Dateiformate und Kompression

Nach dem Scannen des Bildes stellt sich die Frage, in welchem Format man den Scan abspeichern soll. Durch die vielen Grafikprogramme, die es auf dem Markt gibt und gab, gibt es auch eine entsprechend große Zahl an Dateiformaten, die aber nicht alle von allen Programmen gelesen werden können.

Darüber hinaus gibt es einige Dateiformate, die sehr verbreitet sind und von fast allen Grafikprogrammen gelesen werden können. Grundsätzlich unterscheidet man zwischen

  • komprimierten Dateiformaten und
  • unkomprimierten Dateiformaten.

Kompressoren sind Unterprogramme, welche die Dateigröße verringern. Wir brauchen Kompressoren, denn kleine Dateien sind leichter verschickbar und laden schneller. Doch bringt Bildkompression auch Verluste der Bildqualität mit sich.

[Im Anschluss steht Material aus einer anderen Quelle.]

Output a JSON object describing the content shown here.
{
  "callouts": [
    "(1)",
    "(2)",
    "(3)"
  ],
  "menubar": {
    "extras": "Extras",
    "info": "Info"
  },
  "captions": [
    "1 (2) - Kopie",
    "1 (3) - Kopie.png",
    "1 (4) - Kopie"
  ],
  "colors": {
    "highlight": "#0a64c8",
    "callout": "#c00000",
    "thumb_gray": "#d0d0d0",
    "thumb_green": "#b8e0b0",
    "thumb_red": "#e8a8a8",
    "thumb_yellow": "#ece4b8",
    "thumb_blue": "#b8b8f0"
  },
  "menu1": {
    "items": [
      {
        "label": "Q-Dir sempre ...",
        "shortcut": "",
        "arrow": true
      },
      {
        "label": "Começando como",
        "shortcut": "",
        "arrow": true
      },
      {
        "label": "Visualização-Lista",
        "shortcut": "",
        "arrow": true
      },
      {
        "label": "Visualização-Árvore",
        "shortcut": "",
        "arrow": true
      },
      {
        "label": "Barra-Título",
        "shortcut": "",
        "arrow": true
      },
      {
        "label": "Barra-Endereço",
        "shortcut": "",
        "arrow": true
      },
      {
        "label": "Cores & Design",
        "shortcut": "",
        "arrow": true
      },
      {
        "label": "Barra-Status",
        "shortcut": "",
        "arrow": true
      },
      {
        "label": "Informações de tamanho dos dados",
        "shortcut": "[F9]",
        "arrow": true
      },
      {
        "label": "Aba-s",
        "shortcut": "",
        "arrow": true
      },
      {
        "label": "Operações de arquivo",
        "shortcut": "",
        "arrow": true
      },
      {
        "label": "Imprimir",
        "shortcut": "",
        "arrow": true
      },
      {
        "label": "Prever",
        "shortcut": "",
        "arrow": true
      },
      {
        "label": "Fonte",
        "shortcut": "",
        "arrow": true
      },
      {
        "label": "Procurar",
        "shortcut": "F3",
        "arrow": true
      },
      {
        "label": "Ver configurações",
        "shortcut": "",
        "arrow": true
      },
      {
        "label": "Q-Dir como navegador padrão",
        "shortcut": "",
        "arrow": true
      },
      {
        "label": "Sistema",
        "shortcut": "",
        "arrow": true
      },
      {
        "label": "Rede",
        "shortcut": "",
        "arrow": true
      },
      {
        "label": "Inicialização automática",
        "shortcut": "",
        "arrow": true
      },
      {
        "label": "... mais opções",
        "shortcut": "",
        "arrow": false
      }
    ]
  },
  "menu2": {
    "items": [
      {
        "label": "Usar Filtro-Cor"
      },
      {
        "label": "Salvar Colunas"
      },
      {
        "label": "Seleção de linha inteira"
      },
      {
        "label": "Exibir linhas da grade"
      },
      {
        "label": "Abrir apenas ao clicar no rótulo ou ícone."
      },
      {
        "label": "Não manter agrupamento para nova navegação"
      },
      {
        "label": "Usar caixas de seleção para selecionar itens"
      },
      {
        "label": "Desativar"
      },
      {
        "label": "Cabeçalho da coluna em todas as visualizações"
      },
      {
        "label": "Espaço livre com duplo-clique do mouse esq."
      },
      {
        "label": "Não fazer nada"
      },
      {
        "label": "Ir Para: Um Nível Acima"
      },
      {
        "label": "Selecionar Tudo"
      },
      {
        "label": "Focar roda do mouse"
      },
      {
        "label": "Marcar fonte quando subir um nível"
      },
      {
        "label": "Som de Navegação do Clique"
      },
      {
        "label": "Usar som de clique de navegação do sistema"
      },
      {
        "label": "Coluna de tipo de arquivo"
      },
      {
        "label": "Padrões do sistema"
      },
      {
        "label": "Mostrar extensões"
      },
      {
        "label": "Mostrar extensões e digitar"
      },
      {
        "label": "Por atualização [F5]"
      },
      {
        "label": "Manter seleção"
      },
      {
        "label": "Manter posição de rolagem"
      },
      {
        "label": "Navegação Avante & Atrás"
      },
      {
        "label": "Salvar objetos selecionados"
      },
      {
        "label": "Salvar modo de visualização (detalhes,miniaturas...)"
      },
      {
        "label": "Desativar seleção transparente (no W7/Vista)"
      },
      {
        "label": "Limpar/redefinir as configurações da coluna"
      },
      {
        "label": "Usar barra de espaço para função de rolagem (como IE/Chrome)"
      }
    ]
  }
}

Sie werden je nach Projekt Kompromisse zwischen Qualität und Bildgröße schließen müssen. Bei den komprimierten Formaten unterscheidet man auch noch zwischen

  • verlustfreien Formaten und
  • verlustbehafteten Formaten.

Verlustfrei und verlustbehaftet

Ein gleichmäßig graues Foto im Format 9 x 13 cm mit einer Auflösung von 150 dpi hat insgesamt 408.038 Pixel.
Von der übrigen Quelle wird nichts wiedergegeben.